The next work was Bach's Concerto nach Italienischem Gusto ("Concerto in the Italian taste"), BWV 971 (1735); it was performed by Christian DeLuca.  Together, the Italian Concerto and the French Overture, which I had heard at the prior week's recital, make up the composer's second book of keyboard exercises, Clavier-Übung II.  Another feature these works share is that both the Concerto and the Overture were originally intended for the two-manual harpsichord, a rare occurrence in Bach's oeuvre and one that can cause problems in interpretation when played on a modern piano.   In publishing the two pieces together Bach was attempting to contrast for his German audience two "foreign" styles of musical composition.  Accordingly, while the movements of the French Overture correspond to dances popular in the Baroque era, such as the sarabande and gigue, the three movements of the Italian Concerto use the markings andante and presto that are more familiar to modern audiences.  Bach had already spent a great deal of time transcribing for solo keyboard various works by Vivaldi, and this was his own attempt at a concerto grosso in the style of the Italian master but composed for one instrument alone.  Bach held Vivaldi in very high esteem, and perhaps for this reason the Italian Concerto is a more successful endeavor than the French Overture.  In the Concerto one hears a playfulness and lightness of touch not often found in Bach's music.

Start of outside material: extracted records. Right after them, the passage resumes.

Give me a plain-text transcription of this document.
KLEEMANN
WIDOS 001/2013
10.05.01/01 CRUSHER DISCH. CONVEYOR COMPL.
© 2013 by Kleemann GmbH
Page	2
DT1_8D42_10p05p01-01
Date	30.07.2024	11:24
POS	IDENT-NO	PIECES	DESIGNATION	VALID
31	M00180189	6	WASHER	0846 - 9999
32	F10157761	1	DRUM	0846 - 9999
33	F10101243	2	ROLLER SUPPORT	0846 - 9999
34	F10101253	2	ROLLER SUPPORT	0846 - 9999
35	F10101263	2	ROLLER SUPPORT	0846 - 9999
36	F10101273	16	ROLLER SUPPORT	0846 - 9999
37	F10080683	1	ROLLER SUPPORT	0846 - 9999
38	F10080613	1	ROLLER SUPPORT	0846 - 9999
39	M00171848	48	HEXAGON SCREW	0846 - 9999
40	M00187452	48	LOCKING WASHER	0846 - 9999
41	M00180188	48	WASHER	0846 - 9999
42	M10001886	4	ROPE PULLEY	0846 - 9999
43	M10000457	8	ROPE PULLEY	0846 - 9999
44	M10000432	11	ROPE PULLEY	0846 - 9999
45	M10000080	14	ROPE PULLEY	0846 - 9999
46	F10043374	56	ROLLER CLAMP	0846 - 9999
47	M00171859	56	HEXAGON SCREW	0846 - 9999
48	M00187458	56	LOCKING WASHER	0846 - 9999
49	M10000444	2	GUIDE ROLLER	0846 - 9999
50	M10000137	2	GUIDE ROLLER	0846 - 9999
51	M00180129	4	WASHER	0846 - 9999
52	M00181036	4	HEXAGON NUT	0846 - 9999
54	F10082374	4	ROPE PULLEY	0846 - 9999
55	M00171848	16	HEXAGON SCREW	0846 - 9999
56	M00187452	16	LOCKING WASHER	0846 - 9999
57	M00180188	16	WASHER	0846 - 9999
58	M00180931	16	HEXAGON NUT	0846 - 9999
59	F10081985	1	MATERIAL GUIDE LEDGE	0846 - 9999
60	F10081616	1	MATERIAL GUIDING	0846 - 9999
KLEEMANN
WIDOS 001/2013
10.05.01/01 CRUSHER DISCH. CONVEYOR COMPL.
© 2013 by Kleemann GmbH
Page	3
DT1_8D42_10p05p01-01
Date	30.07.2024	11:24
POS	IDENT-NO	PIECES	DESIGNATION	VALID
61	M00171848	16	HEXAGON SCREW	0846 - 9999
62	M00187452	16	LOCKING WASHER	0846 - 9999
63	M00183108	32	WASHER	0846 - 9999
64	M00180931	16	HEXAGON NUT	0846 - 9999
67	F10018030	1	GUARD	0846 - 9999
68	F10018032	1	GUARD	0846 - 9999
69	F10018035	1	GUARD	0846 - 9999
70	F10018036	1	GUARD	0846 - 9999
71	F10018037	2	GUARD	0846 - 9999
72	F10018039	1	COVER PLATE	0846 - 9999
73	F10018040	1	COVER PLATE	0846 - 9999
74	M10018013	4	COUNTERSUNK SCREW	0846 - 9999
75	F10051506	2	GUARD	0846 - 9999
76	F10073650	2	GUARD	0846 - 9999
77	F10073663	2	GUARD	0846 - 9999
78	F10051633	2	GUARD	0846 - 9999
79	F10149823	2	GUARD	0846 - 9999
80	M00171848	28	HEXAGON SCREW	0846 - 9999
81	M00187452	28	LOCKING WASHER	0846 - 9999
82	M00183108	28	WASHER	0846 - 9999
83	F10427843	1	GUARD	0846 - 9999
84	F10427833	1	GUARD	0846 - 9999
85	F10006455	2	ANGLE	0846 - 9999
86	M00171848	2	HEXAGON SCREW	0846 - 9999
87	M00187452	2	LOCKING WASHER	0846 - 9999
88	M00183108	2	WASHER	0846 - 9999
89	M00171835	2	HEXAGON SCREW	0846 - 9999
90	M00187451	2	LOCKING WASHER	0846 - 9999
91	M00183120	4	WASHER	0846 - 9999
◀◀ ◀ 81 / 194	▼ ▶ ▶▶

The program concluded with a rendition by Qilin Sun of Liszt's famous Sonata in B minor (1853).  Perhaps what's most interesting when studying the history of the piece is that it demonstrates that as early as 1853 there were already in place the fault lines that were to divide music lovers in the second half of the nineteenth century.  Wagner, proponent of the "new music" and Liszt's future son-in-law, found the piece to be beautiful "beyond all conception" and "sublime."  This is not surprising since the sonata makes full use of the device of "thematic transformation" that formed the basis of Wagner's operas.  On the other hand, Brahms, who was to become the acknowledged leader of "Classical Romanticism," fell asleep while hearing Liszt play the piece.  In much the same manner, Brahms's future champion Eduard Hanslick (the same who was to refer to Tchaikovsky's Violin Concerto as "music that stinks to the ear") wrote dismissively: "whoever has heard that [the sonata], and finds it beautiful, is beyond help."  Even Clara Schumann joined the chorus, writing "This is nothing but sheer racket – not a single healthy idea, everything confused, no longer a clear harmonic sequence to be detected there!"  It's fascinating to speculate what her husband Robert, to whom Liszt's work had been dedicated, might have thought of it, but by the time he received his copy he had already been institutionalized and never had an opportunity to hear it performed let alone play it himself.  And yet it's evident that Robert's own Fantasie in C major, dedicated to Liszt, influenced the composition of the sonata in both length and structure as well as in the quiet ending that fades to nothingness.  The sonata also hearkens back to Schubert's Wanderer Fantasy in its single movement form (in the sense that the entire work is performed without pause).  Certainly, today these three works are seen as the essence of Romanticism, at least as far as the repertoire for solo piano is concerned.